Chinese-CLIP - Optimize Chinese Image-Text Features and Similarity with Chinese-CLIP

Introduction to Chinese-CLIP

Chinese-CLIP is a project designed to extend the capabilities of the CLIP model into the Chinese language domain. Utilizing around 2 billion pairs of images and text in Chinese, the project aims to facilitate rapid implementation of tasks such as image-text feature similarity calculation, cross-modal retrieval, and zero-shot image classification. Built on the foundation of the open_clip project, Chinese-CLIP optimizes for Chinese datasets and offers superior performance in this context.
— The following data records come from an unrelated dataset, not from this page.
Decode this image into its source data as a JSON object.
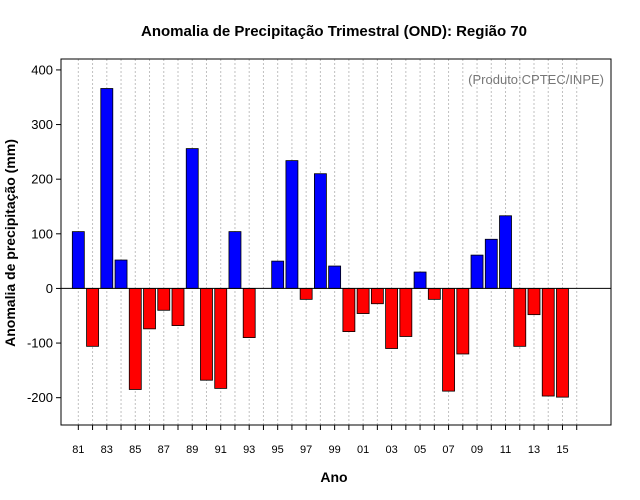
{
  "chart_data": {
    "type": "bar",
    "title": "Anomalia de Precipitação Trimestral (OND): Região 70",
    "xlabel": "Ano",
    "ylabel": "Anomalia de precipitação (mm)",
    "credit": "(Produto:CPTEC/INPE)",
    "ylim": [
      -250,
      420
    ],
    "yticks": [
      -200,
      -100,
      0,
      100,
      200,
      300,
      400
    ],
    "categories": [
      "81",
      "82",
      "83",
      "84",
      "85",
      "86",
      "87",
      "88",
      "89",
      "90",
      "91",
      "92",
      "93",
      "94",
      "95",
      "96",
      "97",
      "98",
      "99",
      "00",
      "01",
      "02",
      "03",
      "04",
      "05",
      "06",
      "07",
      "08",
      "09",
      "10",
      "11",
      "12",
      "13",
      "14",
      "15",
      "16"
    ],
    "values": [
      104,
      -106,
      366,
      52,
      -185,
      -74,
      -40,
      -68,
      256,
      -168,
      -183,
      104,
      -90,
      0,
      50,
      234,
      -20,
      210,
      41,
      -79,
      -46,
      -28,
      -110,
      -88,
      30,
      -20,
      -188,
      -120,
      61,
      90,
      133,
      -106,
      -48,
      -197,
      -199,
      0
    ],
    "xtick_labels": [
      "81",
      "83",
      "85",
      "87",
      "89",
      "91",
      "93",
      "95",
      "97",
      "99",
      "01",
      "03",
      "05",
      "07",
      "09",
      "11",
      "13",
      "15"
    ],
    "colors": {
      "positive": "#0000ff",
      "negative": "#ff0000",
      "grid": "#c0c0c0"
    },
    "grid": true,
    "legend": "none"
  }
}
The project offers a variety of resources including APIs, training code, and testing code, making it easy for users to dive into their specific applications.

Recent Updates

The Chinese-CLIP project has been evolving constantly with significant updates such as:

Pytorch to CoreML Conversion: On November 30, 2023, a script was added to convert Pytorch models to CoreML format for easier deployment.
Knowledge Distillation Support: As of September 8, 2023, it supports ModelScope-based knowledge distillation fine-tuning.
Compatibility with Pytorch 2.0: The model was adapted on May 9, 2023.
Enhanced Gradient Accumulation: Introduced on March 20, 2023, to simulate larger batch sizes for more efficient training.
FlashAttention Support: On February 16, 2023, FlashAttention was added to increase training speeds and reduce memory usage.
Deployment with ONNX and TensorRT: Support was available as of January 15, 2023, including pre-trained TensorRT models for faster feature inference.
FLIP Training Strategy: Added on December 12, 2022, for fine-tuning training processes.

Available Models and Download

Chinese-CLIP has released five model variants, each tailored with different scales and architectures:

Model	Download Link	Parameters	Vision Backbone	Vision Parameters	Text Backbone	Text Parameters	Resolution
CN-CLIP_RN50	Download	77M	ResNet50	38M	RBT3	39M	224
CN-CLIP_ViT-B/16	Download	188M	ViT-B/16	86M	RoBERTa-wwm-Base	102M	224
CN-CLIP_ViT-L/14	Download	406M	ViT-L/14	304M	RoBERTa-wwm-Base	102M	224
CN-CLIP_{ViT-L/14@336px}	Download	407M	ViT-L/14	304M	RoBERTa-wwm-Base	102M	336
CN-CLIP_ViT-H/14	Download	958M	ViT-H/14	632M	RoBERTa-wwm-Large	326M	224

Experiment Results

Chinese-CLIP has been benchmarked against several tasks, showcasing its robust performance in experiments such as:

MUGE Text-to-Image Retrieval: Displays significant improvements over baseline models in both zero-shot and fine-tuned contexts.
Flickr30K-CN Retrieval: Outshines in text-to-image and image-to-text retrieval tasks.
COCO-CN Retrieval: Achieves high metrics in zero-shot and fine-tuned setups.
Zero-shot Image Classification: Excels in various datasets under ELEVATER benchmark conditions.

Getting Started

Installation Requirements

Before starting with Chinese-CLIP, ensure that your environment meets these requirements:

Python >= 3.6.4
PyTorch >= 1.8.0 (with torchvision >= 0.9.0)
CUDA Version >= 10.2

Install the necessary third-party libraries with the following command:

pip install -r requirements.txt

Quick Start with API

To utilize the Chinese-CLIP API, follow this straightforward code example:

First, install the cn_clip package:

# Install via pip
pip install cn_clip

# Or install from source
cd Chinese-CLIP
pip install -e .

Once installed, you can easily call the API to extract feature vectors from images and calculate similarities to input texts:

import torch
from PIL import Image
import cn_clip.clip as clip
from cn_clip.clip import load_from_name, available_models

print("Available models:", available_models())
# Available models: ['ViT-B-16', 'ViT-L-14', 'ViT-L-14-336', 'ViT-H-14', 'RN50']

device = "cuda" if torch.cuda.is_available() else "cpu"
model, preprocess = load_from_name("ViT-B-16", device=device, download_root='./')
model.eval()
image = preprocess(Image.open("examples/pokemon.jpeg")).unsqueeze(0).to(device)
text = clip.tokenize(["杰尼龟"]).to(device)

with torch.no_grad():
    image_features = model.encode_image(image)
    text_features = model.encode_text(text)

# Calculate similarity score
similarity = torch.cosine_similarity(image_features, text_features)

This guide provides a comprehensive introduction to the Chinese-CLIP project, from its inception and latest updates to practical steps for implementation.